Riyadh targets $11bn in water savings

20 March 2008
Saudi Arabia is aiming to make savings of $11bn from its water network in the latest phase of an efficiency drive, which could include raising tariffs and investing billions of dollars in stopping water leaking from the network.

Riyadh is planning to reduce the amount of water it is losing from its network from up to 35 per cent to just 7 per cent over the next 20 years. The efficiency drive could also involve Riyadh raising water tariffs sooner than previously expected.

The kingdom loses 1.1 million cubic metres a day (cm/d) of water, the equivalent of the daily drinking water supply to 15 cities.

“Recovering these losses looks very economical,” said Loay al-Musallam, deputy minister for planning & development at the Water & Electricity Ministry, speaking on the sidelines of MEED's Power and Water conference in Abu Dhabi on 17 March. “We will save more than $11bn over the next 20 years.”

Physical losses account for 25 per cent of the total water lost. This, coupled with commercial losses caused by inefficient metering, means the figure may be as high as 35 per cent.

International operators awarded management contracts for water and wastewater networks under a public-private-partnership (PPP) scheme will be given the task of reducing the amount of water that is unaccounted for in their cities.

It will require a $1.7bn investment, which should be recouped quickly, according to Al-Musallam. “The payback period is only four years,” he said. “The [net] saving will be $9.3bn.”

The ministry plans to complete its network privatisation programme within three to four years. It has already awarded the management contracts for Riyadh and Jeddah to France's Veolia and Suez respectively.

A consultancy tender for Medina, Mecca and the Greater Dammam and Al-Khobar area has also been issued. The contracts for these cities should be agreed before the end of the year.

Management contracts for six more urban areas - Tarif, Buraida and Onaizah, Khamis Mishayat and Abha, Tabuk, and Jubail and Al-Hofuf - will follow in the near future (MEED 10:03:08).

Consuming around 3.8 million cm/d of water, the cities have a combined population of more than 14 million and account for 74 per cent of all the water used in the kingdom.

As part of its efficiency drive, the ministry plans to eventually raise water tariffs. Initially, it planned to do so only after the six seven-year management contracts had expired. Now, says Al-Musallam, this could happen sooner.

“Happy customers will definitely accept any increase in tariff, but there is no intention to raise tariffs in the near future,” he says.

Last year, Water & Electricity Minister Abdullah al-Hussayen said the government was considering “drastic” changes to water tariffs to reduce consumption (MEED 27:7:08).

Wastewater treatment plants are also being privatised under a separate process, with requests for proposals due to be issued for the network in Riyadh within two months. The ministry is awaiting approval from the Supreme Economic Council for its privatisation strategy (MEED 1:02:08).
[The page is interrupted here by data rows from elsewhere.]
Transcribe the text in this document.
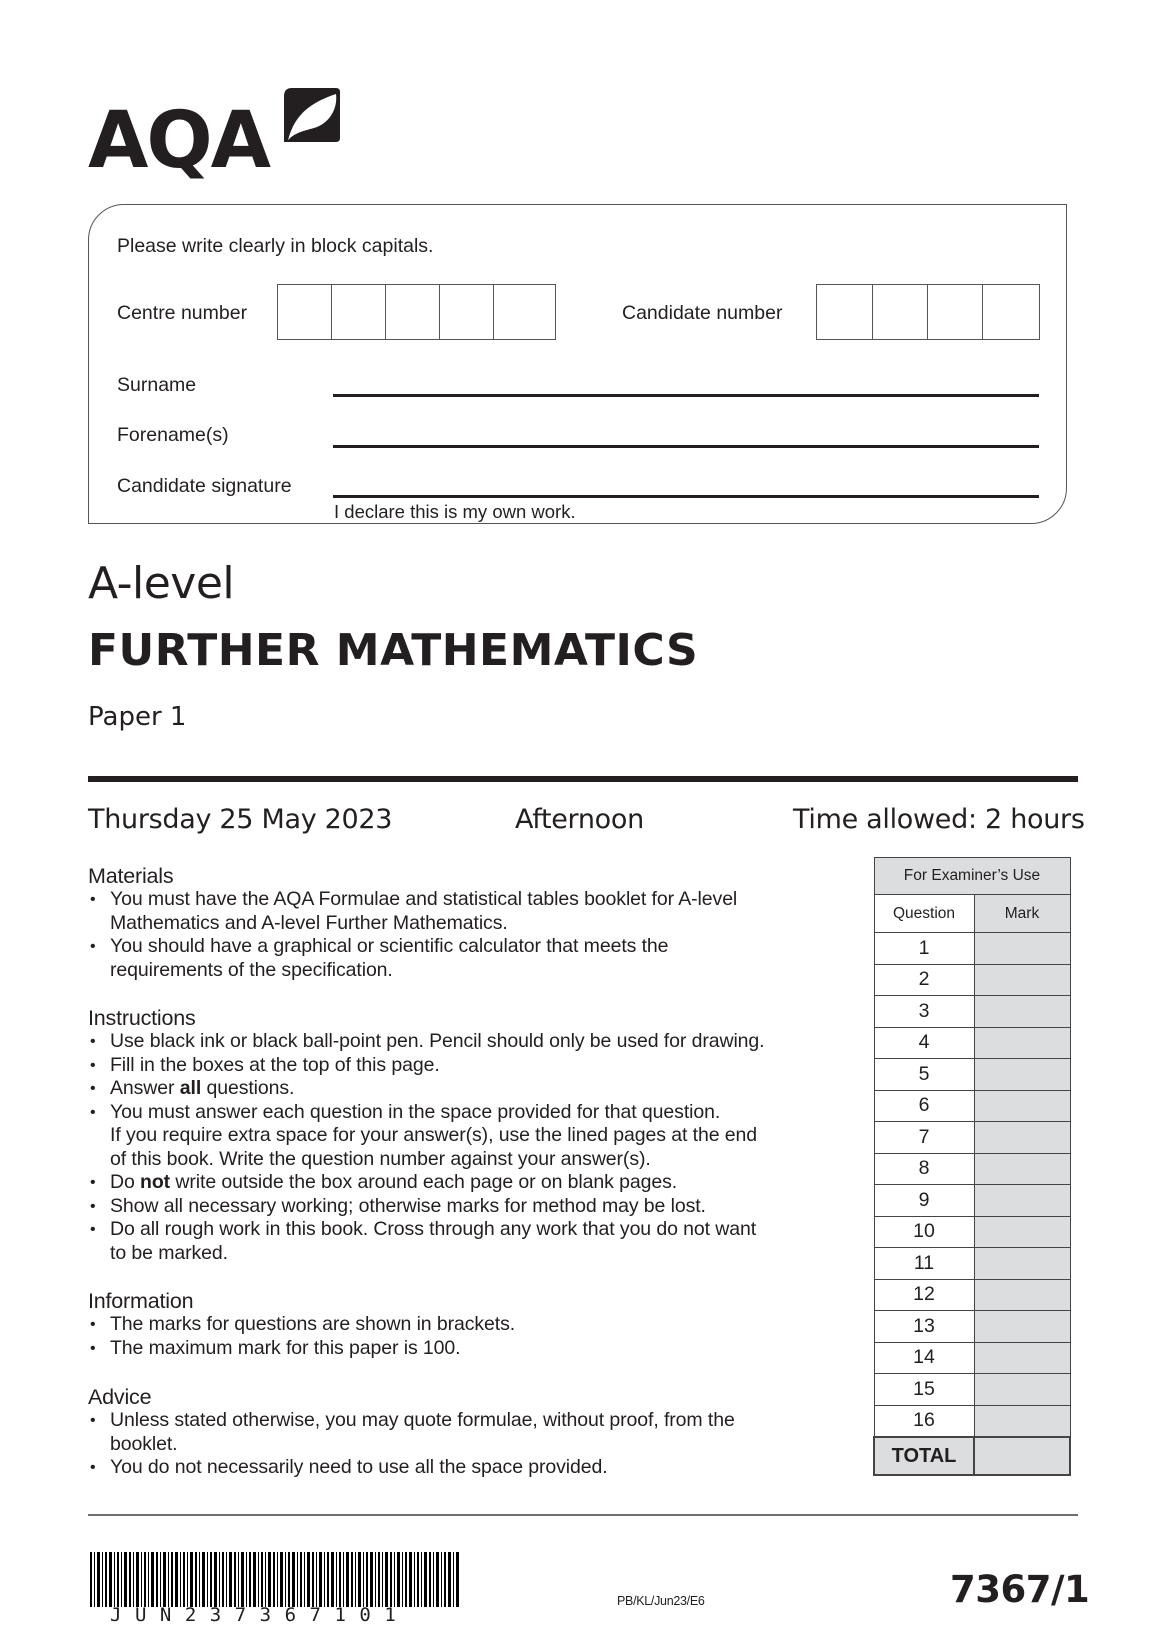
AQA
Please write clearly in block capitals.
Centre number	Candidate number
Surname
Forename(s)
Candidate signature
I declare this is my own work.
A-level
FURTHER MATHEMATICS
Paper 1
Thursday 25 May 2023	Afternoon	Time allowed: 2 hours
Materials
• You must have the AQA Formulae and statistical tables booklet for A-level
Mathematics and A-level Further Mathematics.
• You should have a graphical or scientific calculator that meets the
requirements of the specification.
Instructions
• Use black ink or black ball-point pen. Pencil should only be used for drawing.
• Fill in the boxes at the top of this page.
• Answer all questions.
• You must answer each question in the space provided for that question.
If you require extra space for your answer(s), use the lined pages at the end
of this book. Write the question number against your answer(s).
• Do not write outside the box around each page or on blank pages.
• Show all necessary working; otherwise marks for method may be lost.
• Do all rough work in this book. Cross through any work that you do not want
to be marked.
Information
• The marks for questions are shown in brackets.
• The maximum mark for this paper is 100.
Advice
• Unless stated otherwise, you may quote formulae, without proof, from the
booklet.
• You do not necessarily need to use all the space provided.
For Examiner’s Use	
Question	Mark
1	
2	
3	
4	
5	
6	
7	
8	
9	
10	
11	
12	
13	
14	
15	
16	
TOTAL	
JUN237367101
PB/KL/Jun23/E6	7367/1
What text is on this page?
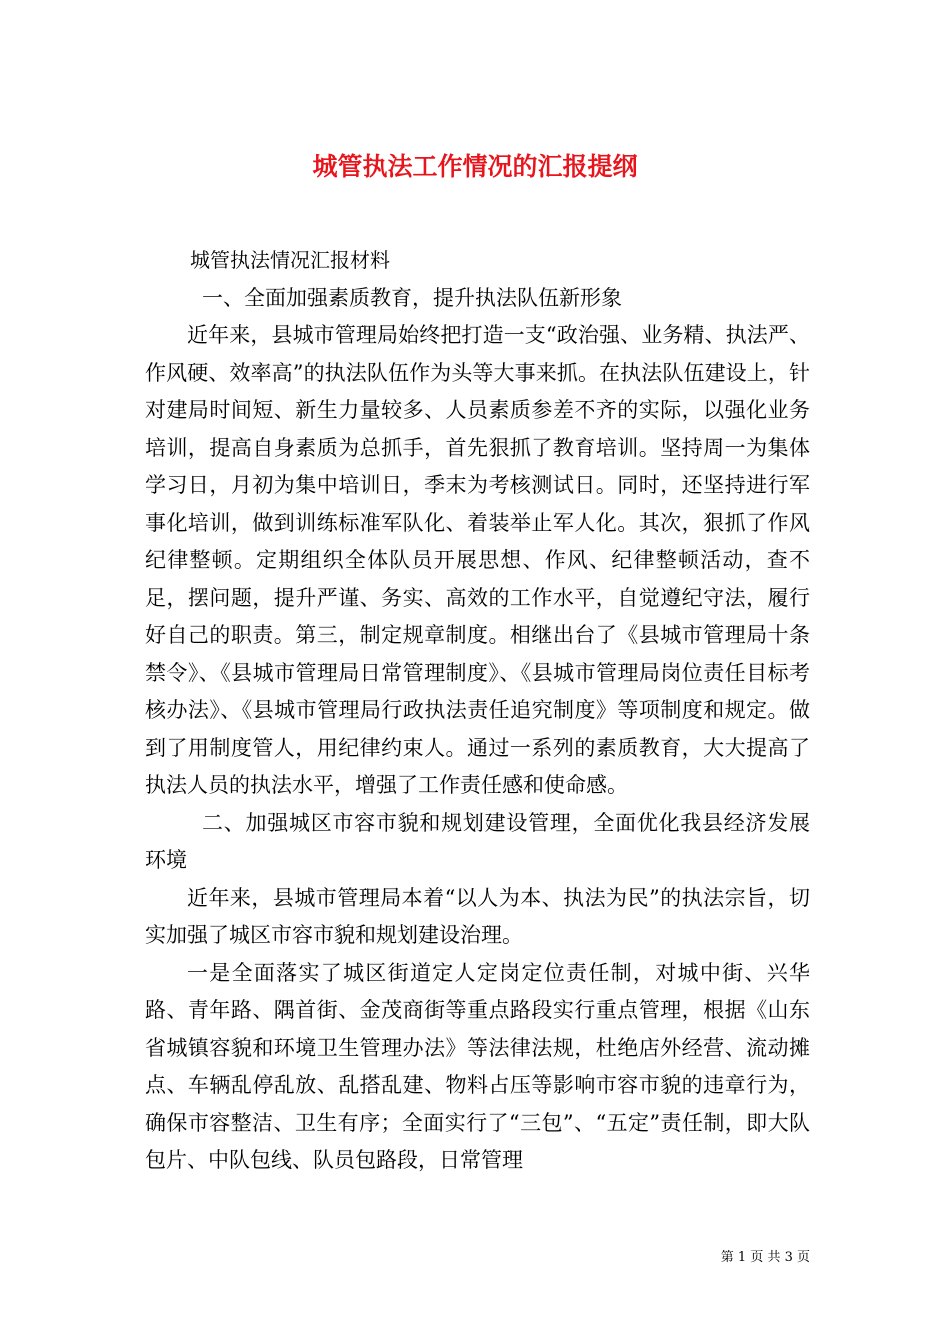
城管执法工作情况的汇报提纲

城管执法情况汇报材料

一、全面加强素质教育，提升执法队伍新形象

近年来，县城市管理局始终把打造一支“政治强、业务精、执法严、作风硬、效率高”的执法队伍作为头等大事来抓。在执法队伍建设上，针对建局时间短、新生力量较多、人员素质参差不齐的实际，以强化业务培训，提高自身素质为总抓手，首先狠抓了教育培训。坚持周一为集体学习日，月初为集中培训日，季末为考核测试日。同时，还坚持进行军事化培训，做到训练标准军队化、着装举止军人化。其次，狠抓了作风纪律整顿。定期组织全体队员开展思想、作风、纪律整顿活动，查不足，摆问题，提升严谨、务实、高效的工作水平，自觉遵纪守法，履行好自己的职责。第三，制定规章制度。相继出台了《县城市管理局十条禁令》、《县城市管理局日常管理制度》、《县城市管理局岗位责任目标考核办法》、《县城市管理局行政执法责任追究制度》等项制度和规定。做到了用制度管人，用纪律约束人。通过一系列的素质教育，大大提高了执法人员的执法水平，增强了工作责任感和使命感。

二、加强城区市容市貌和规划建设管理，全面优化我县经济发展环境

近年来，县城市管理局本着“以人为本、执法为民”的执法宗旨，切实加强了城区市容市貌和规划建设治理。

一是全面落实了城区街道定人定岗定位责任制，对城中街、兴华路、青年路、隅首街、金茂商街等重点路段实行重点管理，根据《山东省城镇容貌和环境卫生管理办法》等法律法规，杜绝店外经营、流动摊点、车辆乱停乱放、乱搭乱建、物料占压等影响市容市貌的违章行为，确保市容整洁、卫生有序；全面实行了“三包”、“五定”责任制，即大队包片、中队包线、队员包路段，日常管理

第 1 页 共 3 页
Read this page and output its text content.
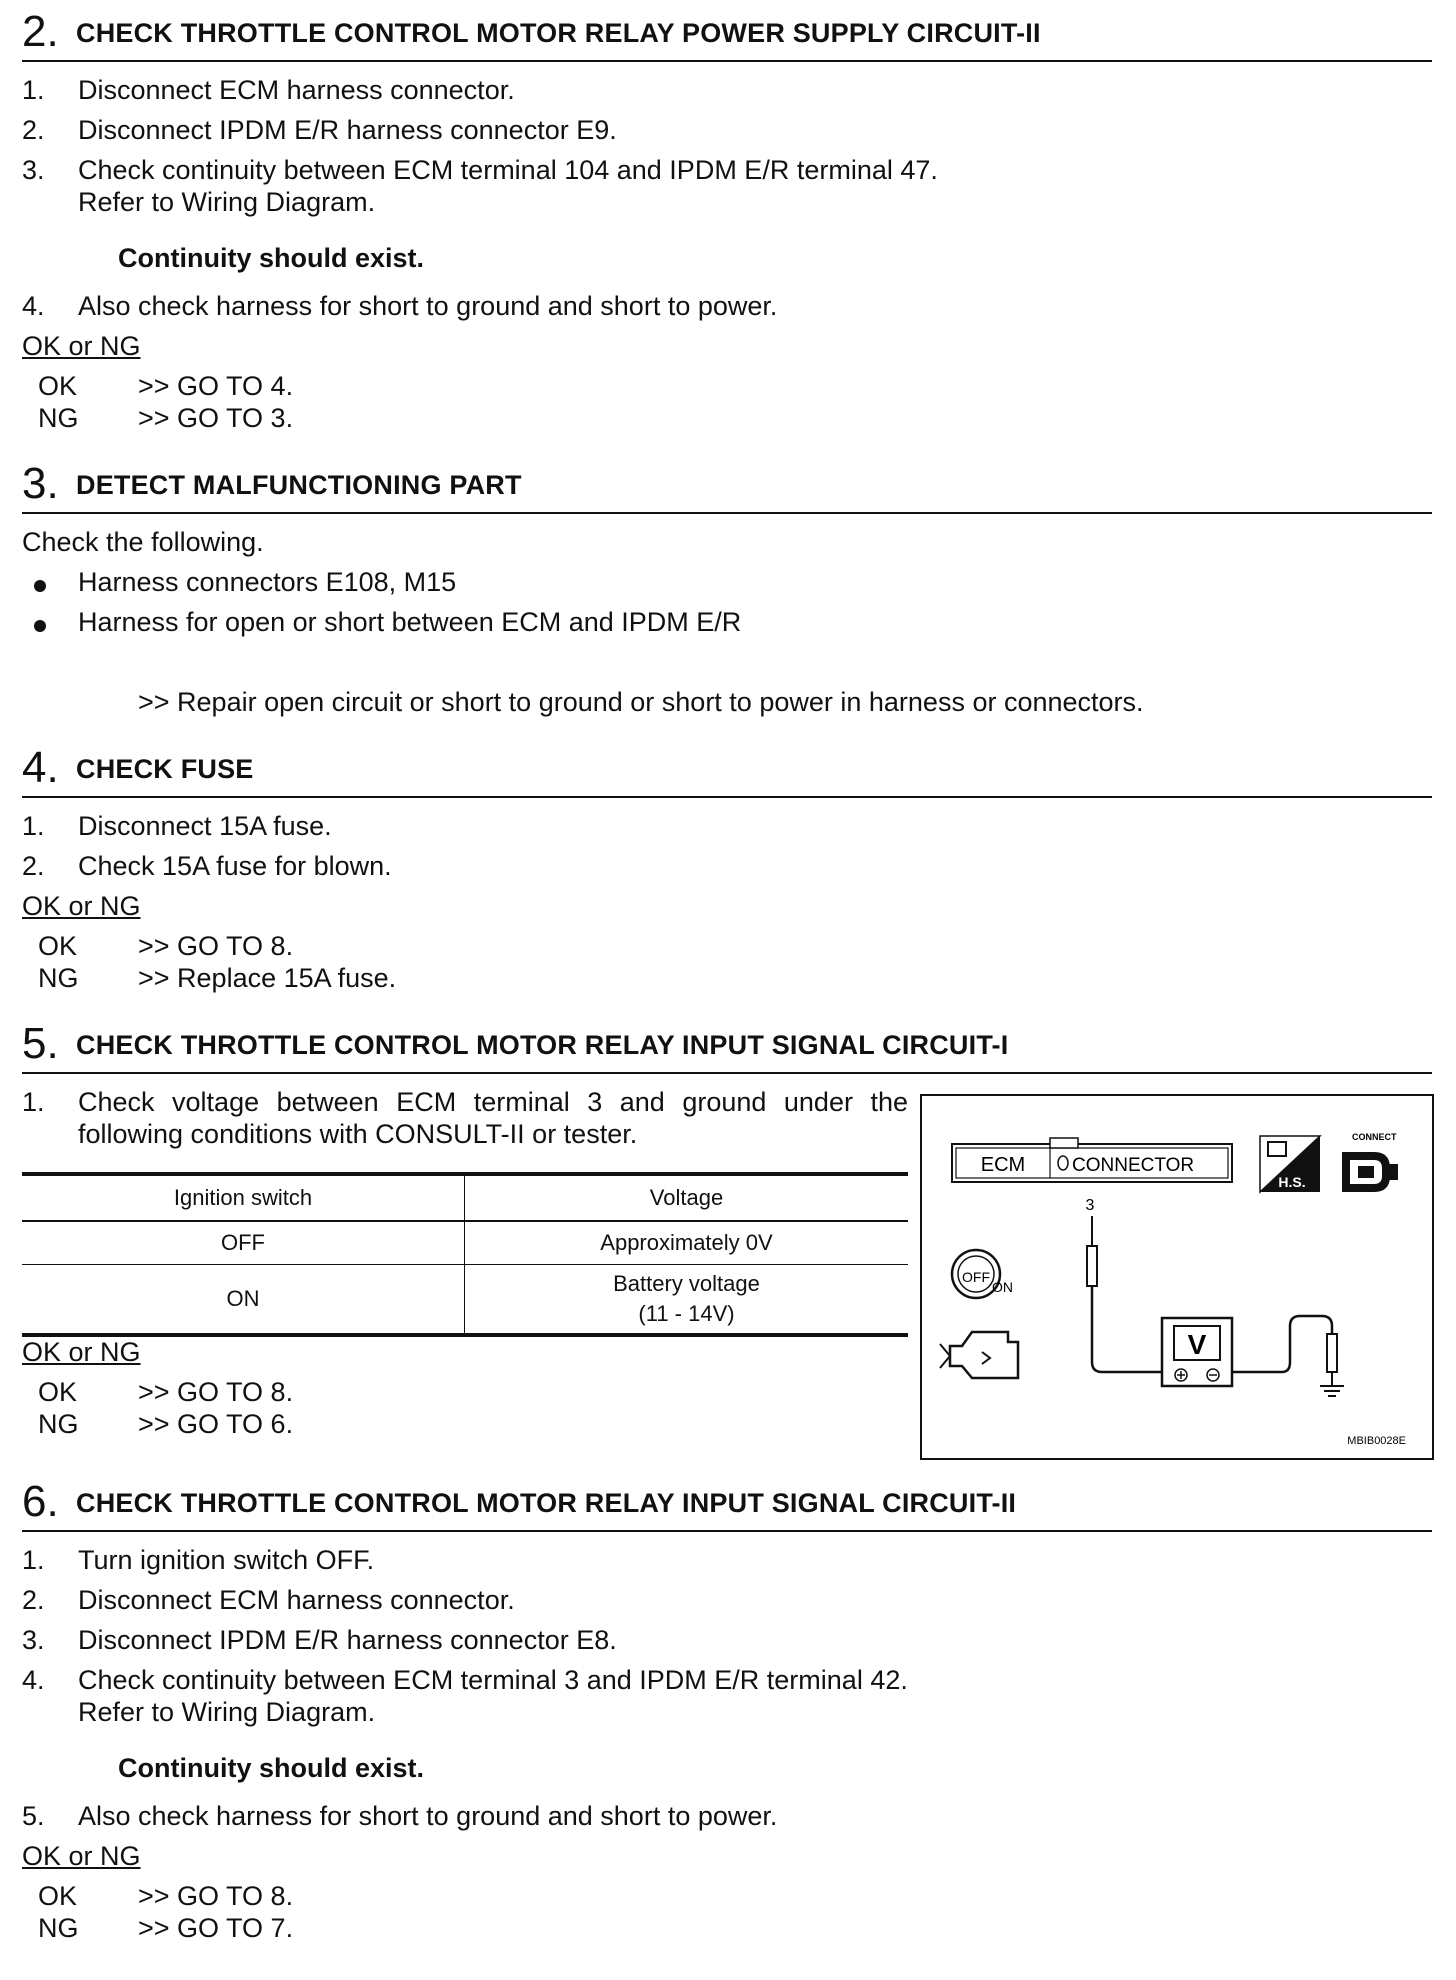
2. CHECK THROTTLE CONTROL MOTOR RELAY POWER SUPPLY CIRCUIT-II
1. Disconnect ECM harness connector.
2. Disconnect IPDM E/R harness connector E9.
3. Check continuity between ECM terminal 104 and IPDM E/R terminal 47.
Refer to Wiring Diagram.
Continuity should exist.
4. Also check harness for short to ground and short to power.
OK or NG
OK >> GO TO 4.
NG >> GO TO 3.
3. DETECT MALFUNCTIONING PART
Check the following.
Harness connectors E108, M15
Harness for open or short between ECM and IPDM E/R
>> Repair open circuit or short to ground or short to power in harness or connectors.
4. CHECK FUSE
1. Disconnect 15A fuse.
2. Check 15A fuse for blown.
OK or NG
OK >> GO TO 8.
NG >> Replace 15A fuse.
5. CHECK THROTTLE CONTROL MOTOR RELAY INPUT SIGNAL CIRCUIT-I
1. Check voltage between ECM terminal 3 and ground under the
following conditions with CONSULT-II or tester.
Ignition switch	Voltage
OFF	Approximately 0V
ON	Battery voltage
(11 - 14V)
OK or NG
OK >> GO TO 8.
NG >> GO TO 6.
ECM CONNECTOR
3
V
H.S.
CONNECT
OFF
ON
MBIB0028E
6. CHECK THROTTLE CONTROL MOTOR RELAY INPUT SIGNAL CIRCUIT-II
1. Turn ignition switch OFF.
2. Disconnect ECM harness connector.
3. Disconnect IPDM E/R harness connector E8.
4. Check continuity between ECM terminal 3 and IPDM E/R terminal 42.
Refer to Wiring Diagram.
Continuity should exist.
5. Also check harness for short to ground and short to power.
OK or NG
OK >> GO TO 8.
NG >> GO TO 7.
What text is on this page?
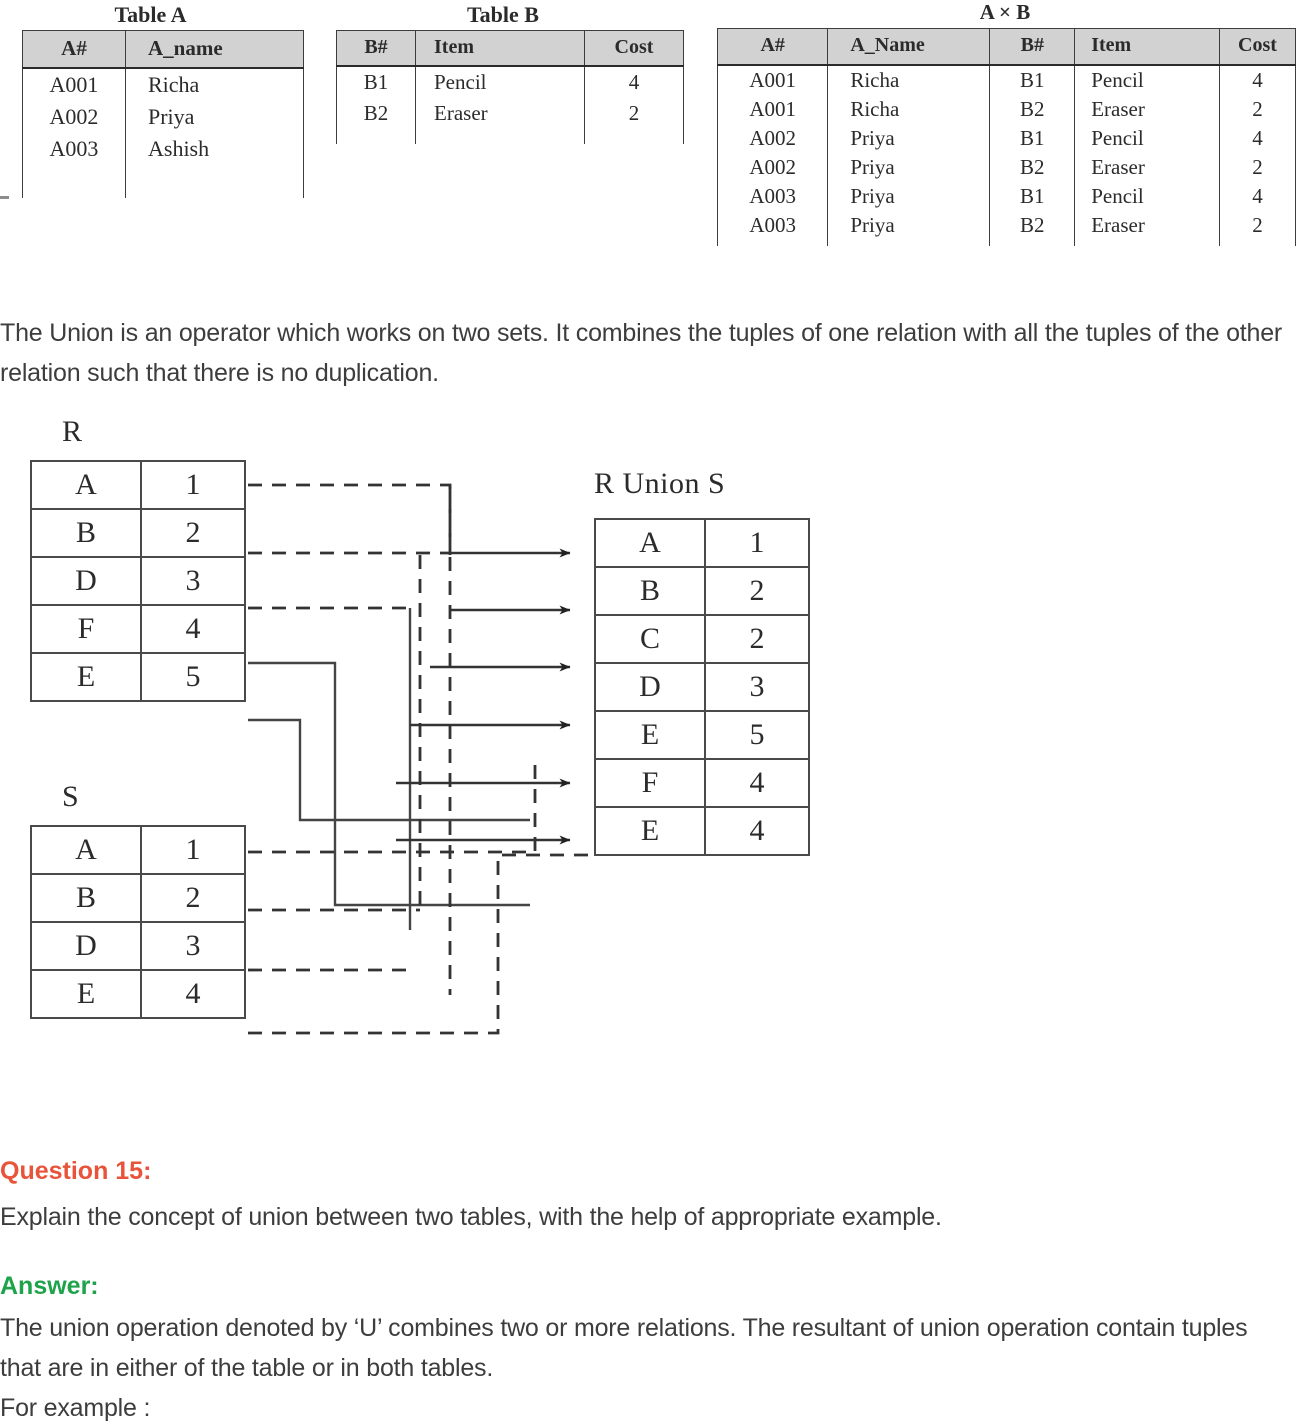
Table A
A#	A_name
A001	Richa
A002	Priya
A003	Ashish
Table B
B#	Item	Cost
B1	Pencil	4
B2	Eraser	2
A × B
A#	A_Name	B#	Item	Cost
A001	Richa	B1	Pencil	4
A001	Richa	B2	Eraser	2
A002	Priya	B1	Pencil	4
A002	Priya	B2	Eraser	2
A003	Priya	B1	Pencil	4
A003	Priya	B2	Eraser	2
The Union is an operator which works on two sets. It combines the tuples of one relation with all the tuples of the other relation such that there is no duplication.
R
A	1
B	2
D	3
F	4
E	5
S
A	1
B	2
D	3
E	4
R Union S
A	1
B	2
C	2
D	3
E	5
F	4
E	4
Question 15:
Explain the concept of union between two tables, with the help of appropriate example.
Answer:
The union operation denoted by ‘U’ combines two or more relations. The resultant of union operation contain tuples that are in either of the table or in both tables.
For example :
The ministry is also planning to launch a second PPP programme covering wastewater distribution networks. Private companies will build the infrastructure to supply customers with treated sewage effluent. “They will take the water at the boundary of the wastewater treatment plants, identify customers and be in charge of marketing,” Al-Musallam said.

The new networks could sell the treated effluent to district cooling plants and other private buyers.

Tariffs for the distribution of the treated effluent will not be subsidised by the government.

“The price will not be regulated,” Al-Musallam told the MEED conference on 17 March. “We are looking for full cost recovery. There is a huge demand for treated effluent.”

He added that the first opportunity might emerge in Riyadh, which has a population approaching 5.5 million people and produces more than 1 million cm/d of treated effluent.

This could lead to sales of 800,000 cm/d of water with a value of at least $4bn over a 25-year period.

Riyadh is also planning significant reforms to its power sector, in an effort to cope with demand which is expected to rise fourfold over the next 25 years.

Saudi electricity consumption could reach 140,000MW in 2032 compared with 35,000MW in 2007, according to the first long-term power forecast by the Water & Electricity Ministry.

The figures are based on the assumption that the population of Saudi Arabia will grow by at least 50 per cent over that time, rising from 22 million people today to reach 33-39 million.

The five economic cities being developed in the kingdom will need 10,662MW in 2030, according to the ministry.

Riyadh's Supreme Economic Council is studying a restructuring plan for the kingdom's electricity system that could lead to the Saudi Electricity Company bring broken up into several different power generating companies and private investment being brought into the kingdom's transmission system.